Prenons le problème autrement.
Notion de Charité :
Autrefois, elle a été considérée comme un palliatif : la justice n'existant pas vraiment (trop d'injustices), la charité semblait s'exercer pour adoucir les méfaits de l'application de la justice.
Toutefois, si la charité n'était que cela, elle serait considérée comme :
- dangereuse car elle pourrait laisser subsister un effet d'injustice,
- mauvaise car un tel comportement serait :
* dégradant pour celui qui recevrait comme pour celui qui donnerait. En effet, par charité, on pourrait donner à quelqu'un ce qui ne lui est pas dû, alors qu'il préfèrerait recevoir SON DÛ ! Le bénéficiaire, en étant habitué à recevoir, pourrait cultiver cette facilité, donc la "mendicité",
* humiliant pour le donateur aussi, car il aurait conscience d'être particulièrement généreux (certains agissent ainsi pour se donner bonne conscience.

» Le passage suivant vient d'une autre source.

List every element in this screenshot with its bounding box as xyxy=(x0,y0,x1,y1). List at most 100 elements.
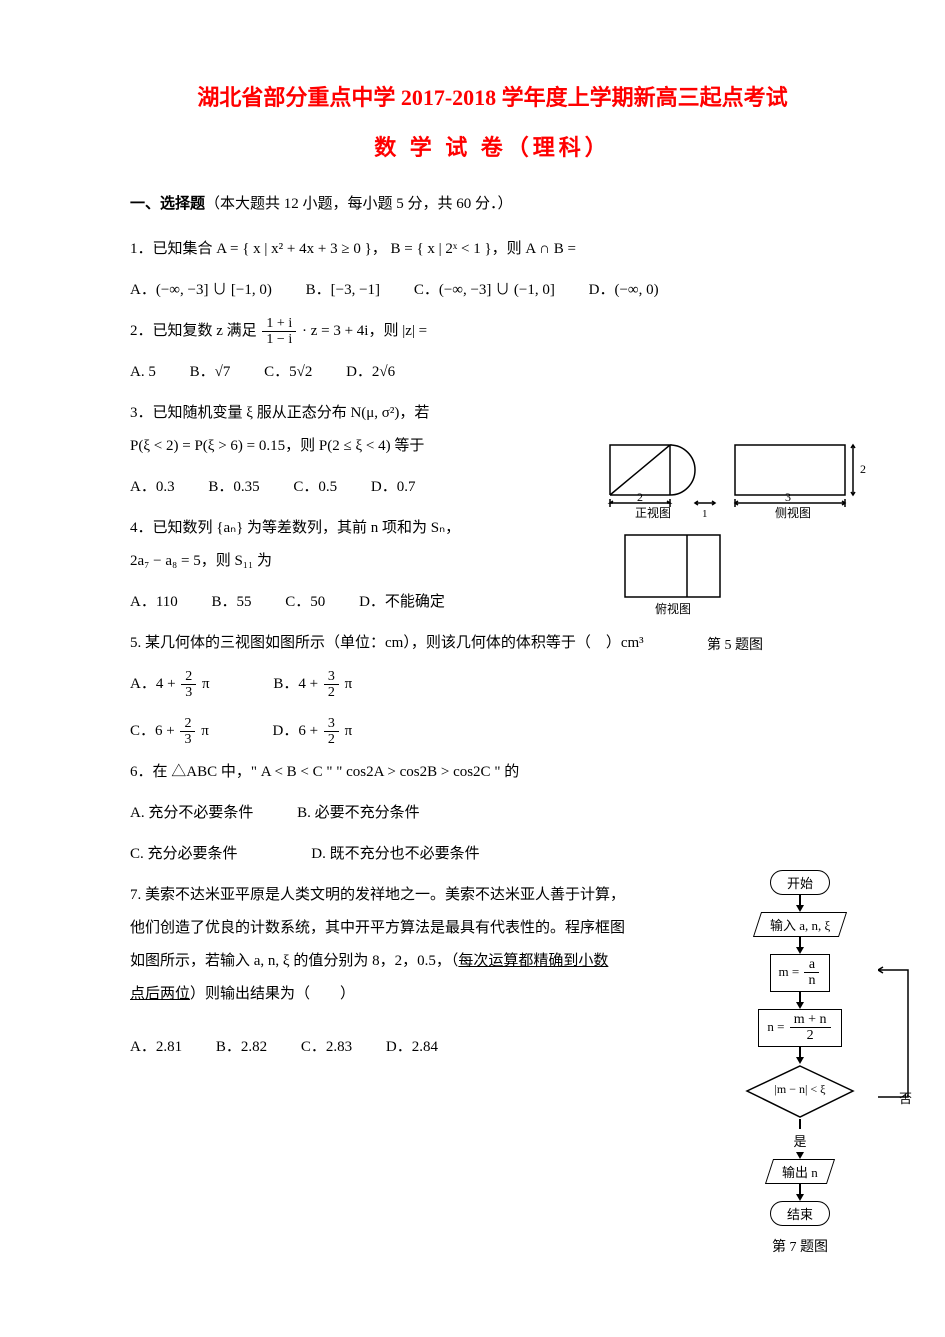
q5-option-d: D．6 + 32 π xyxy=(273,715,353,748)
q6-option-a: A. 充分不必要条件 xyxy=(130,797,253,830)
q6-option-b: B. 必要不充分条件 xyxy=(297,797,420,830)
q1-option-b: B．[−3, −1] xyxy=(306,274,380,307)
three-views-svg: 正视图 2 1 2 3 侧视图 xyxy=(595,425,875,625)
flow-start: 开始 xyxy=(770,870,830,895)
flow-decision: |m − n| < ξ xyxy=(745,1064,855,1119)
q2-suffix: · z = 3 + 4i，则 |z| = xyxy=(302,323,427,339)
q5-b-den: 2 xyxy=(324,685,339,700)
q7-option-c: C．2.83 xyxy=(301,1031,352,1064)
q1-text: 1．已知集合 A = { x | x² + 4x + 3 ≥ 0 }， B = … xyxy=(130,241,576,257)
q7-line3-under: 每次运算都精确到小数 xyxy=(458,953,608,969)
q7-option-a: A．2.81 xyxy=(130,1031,182,1064)
q2-frac-num: 1 + i xyxy=(262,316,296,332)
question-7: 7. 美索不达米亚平原是人类文明的发祥地之一。美索不达米亚人善于计算， 他们创造… xyxy=(130,879,690,1011)
q1-option-d: D．(−∞, 0) xyxy=(589,274,659,307)
q6-option-c: C. 充分必要条件 xyxy=(130,838,238,871)
dim-3: 3 xyxy=(785,490,791,504)
flow-loop-line xyxy=(878,965,918,1110)
flow-cond-text: |m − n| < ξ xyxy=(745,1082,855,1097)
q1-option-c: C．(−∞, −3] ∪ (−1, 0] xyxy=(414,274,555,307)
front-view-label: 正视图 xyxy=(635,505,671,520)
exam-title-sub: 数 学 试 卷（理科） xyxy=(130,130,855,162)
flow-n-den: 2 xyxy=(790,1028,831,1043)
q2-option-b: B．√7 xyxy=(190,356,231,389)
flow-yes-label: 是 xyxy=(793,1131,806,1150)
q5-option-c: C．6 + 23 π xyxy=(130,715,209,748)
q5-a-num: 2 xyxy=(181,669,196,685)
q5-d-den: 2 xyxy=(324,732,339,747)
q5-d-post: π xyxy=(341,723,352,739)
q2-option-a: A. 5 xyxy=(130,356,156,389)
q3-line2: P(ξ < 2) = P(ξ > 6) = 0.15，则 P(2 ≤ ξ < 4… xyxy=(130,430,630,463)
q5-c-pre: C．6 + xyxy=(130,723,178,739)
q7-line3: 如图所示，若输入 a, n, ξ 的值分别为 8，2，0.5，（每次运算都精确到… xyxy=(130,945,690,978)
q2-fraction: 1 + i 1 − i xyxy=(262,316,296,348)
exam-title-main: 湖北省部分重点中学 2017-2018 学年度上学期新高三起点考试 xyxy=(130,80,855,112)
q6-option-d: D. 既不充分也不必要条件 xyxy=(311,838,479,871)
q6-options-row2: C. 充分必要条件 D. 既不充分也不必要条件 xyxy=(130,838,690,871)
flow-n-lhs: n = xyxy=(767,1019,787,1034)
q2-option-c: C．5√2 xyxy=(264,356,312,389)
q5-option-b: B．4 + 32 π xyxy=(273,668,352,701)
q7-option-b: B．2.82 xyxy=(216,1031,267,1064)
flow-n-num: m + n xyxy=(790,1012,831,1028)
dim-2-front: 2 xyxy=(637,490,643,504)
q5-b-pre: B．4 + xyxy=(273,676,321,692)
q7-line3-pre: 如图所示，若输入 a, n, ξ 的值分别为 8，2，0.5，（ xyxy=(130,953,458,969)
q5-c-num: 2 xyxy=(180,716,195,732)
flow-m-den: n xyxy=(804,973,819,988)
q5-d-pre: D．6 + xyxy=(273,723,322,739)
figure-5-three-views: 正视图 2 1 2 3 侧视图 xyxy=(595,425,875,654)
question-1: 1．已知集合 A = { x | x² + 4x + 3 ≥ 0 }， B = … xyxy=(130,233,855,266)
q5-a-pre: A．4 + xyxy=(130,676,179,692)
section-1-heading: 一、选择题（本大题共 12 小题，每小题 5 分，共 60 分．） xyxy=(130,192,855,213)
flow-output: 输出 n xyxy=(765,1159,835,1184)
figure-7-caption: 第 7 题图 xyxy=(710,1236,890,1256)
q1-options: A．(−∞, −3] ∪ [−1, 0) B．[−3, −1] C．(−∞, −… xyxy=(130,274,855,307)
top-view-label: 俯视图 xyxy=(655,601,691,616)
q1-option-a: A．(−∞, −3] ∪ [−1, 0) xyxy=(130,274,272,307)
q7-option-d: D．2.84 xyxy=(386,1031,438,1064)
q4-option-d: D．不能确定 xyxy=(359,586,445,619)
q4-option-c: C．50 xyxy=(285,586,325,619)
section-desc: （本大题共 12 小题，每小题 5 分，共 60 分．） xyxy=(205,196,513,212)
q4-line1: 4．已知数列 {aₙ} 为等差数列，其前 n 项和为 Sₙ， xyxy=(130,512,630,545)
q5-option-a: A．4 + 23 π xyxy=(130,668,210,701)
flow-m-lhs: m = xyxy=(779,964,803,979)
q6-options-row1: A. 充分不必要条件 B. 必要不充分条件 xyxy=(130,797,690,830)
question-3: 3．已知随机变量 ξ 服从正态分布 N(μ, σ²)，若 P(ξ < 2) = … xyxy=(130,397,630,463)
q5-options-row2: C．6 + 23 π D．6 + 32 π xyxy=(130,715,855,748)
question-2: 2．已知复数 z 满足 1 + i 1 − i · z = 3 + 4i，则 |… xyxy=(130,315,855,348)
flow-end: 结束 xyxy=(770,1201,830,1226)
flow-step-m: m = an xyxy=(770,954,831,992)
question-4: 4．已知数列 {aₙ} 为等差数列，其前 n 项和为 Sₙ， 2a₇ − a₈ … xyxy=(130,512,630,578)
q2-options: A. 5 B．√7 C．5√2 D．2√6 xyxy=(130,356,855,389)
q7-line4: 点后两位）则输出结果为（ ） xyxy=(130,978,690,1011)
q3-option-b: B．0.35 xyxy=(208,471,259,504)
q7-line4-post: ）则输出结果为（ ） xyxy=(190,986,355,1002)
q7-line4-under: 点后两位 xyxy=(130,986,190,1002)
q5-a-den: 3 xyxy=(181,685,196,700)
q6-text: 6．在 △ABC 中，" A < B < C " " cos2A > cos2B… xyxy=(130,764,519,780)
figure-5-caption: 第 5 题图 xyxy=(595,634,875,654)
q3-options: A．0.3 B．0.35 C．0.5 D．0.7 xyxy=(130,471,630,504)
q5-d-num: 3 xyxy=(324,716,339,732)
dim-2-side: 2 xyxy=(860,462,866,476)
q7-line2: 他们创造了优良的计数系统，其中开平方算法是最具有代表性的。程序框图 xyxy=(130,912,690,945)
q2-option-d: D．2√6 xyxy=(346,356,395,389)
q4-option-a: A．110 xyxy=(130,586,178,619)
q4-line2: 2a₇ − a₈ = 5，则 S₁₁ 为 xyxy=(130,545,630,578)
q3-line1: 3．已知随机变量 ξ 服从正态分布 N(μ, σ²)，若 xyxy=(130,397,630,430)
q5-c-post: π xyxy=(197,723,208,739)
q2-prefix: 2．已知复数 z 满足 xyxy=(130,323,257,339)
flow-m-num: a xyxy=(804,957,819,973)
q5-options-row1: A．4 + 23 π B．4 + 32 π xyxy=(130,668,855,701)
q3-option-a: A．0.3 xyxy=(130,471,175,504)
q7-line1: 7. 美索不达米亚平原是人类文明的发祥地之一。美索不达米亚人善于计算， xyxy=(130,879,690,912)
q5-a-post: π xyxy=(198,676,209,692)
q5-b-post: π xyxy=(341,676,352,692)
flow-input: 输入 a, n, ξ xyxy=(753,912,847,937)
q3-option-d: D．0.7 xyxy=(371,471,416,504)
flow-step-n: n = m + n2 xyxy=(758,1009,841,1047)
side-view-label: 侧视图 xyxy=(775,505,811,520)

Dans ce cas, le mobile est donc discutable).
Si la charité n'était que cette "pitié humiliante", elle serait inutile et il conviendrait de la faire disparaître. En fait, il ne s'agit que d'une caricature de la charité.
Qu'est donc réellement la charité ?
Sa vraie nature, la véritable définition de la charité n'est rien d'autre que l'attention à l'autre, l'ouverture de coeur par laquelle de véritables relations peuvent exister entre des personnes qui ne deviendraient elles-mêmes des individus libres que dans des relations de confiance, d'attention, d'intelligence, de compréhension de l'autre, toutes ces qualités définissant la véritable notion de charité.
Ainsi, n'est-ce pas cela qui est dû à l'homme :
- la possibilité de se réaliser avec dignité en tant qu'être humain
- le sentiment de se sentir aimé et apprécier
- le pouvoir d'aimer en retour les autres ?
Il n'y a donc pas d'opposition entre Justice et Charité, car elles poursuivent le même but, en empruntant des chemins différents pour y parvenir. Ce but consiste à ce que l'homme reçoive ce qui lui est DÛ :
- la justice est censée RENDRE à l'homme ce qui lui est dû
- la charité est censée DONNER à l'homme ce qui lui est dû
ces deux notions rencontrant les mêmes limites. En effet, il n'existe pas d'impartialité totale donc parfaite dans la société, car ces deux comportements - celui du juste comme celui de l'être charitable -, sont le fait d'êtres humains ayant également leurs propres limites, pouvant commettre des erreurs ou des maladresses. Là n'est pas le problème, cette analyse n'ayant pour objet que d'appréhender à leur juste valeur les deux notions de Justice et de Charité en faisant le parallèle entre les deux.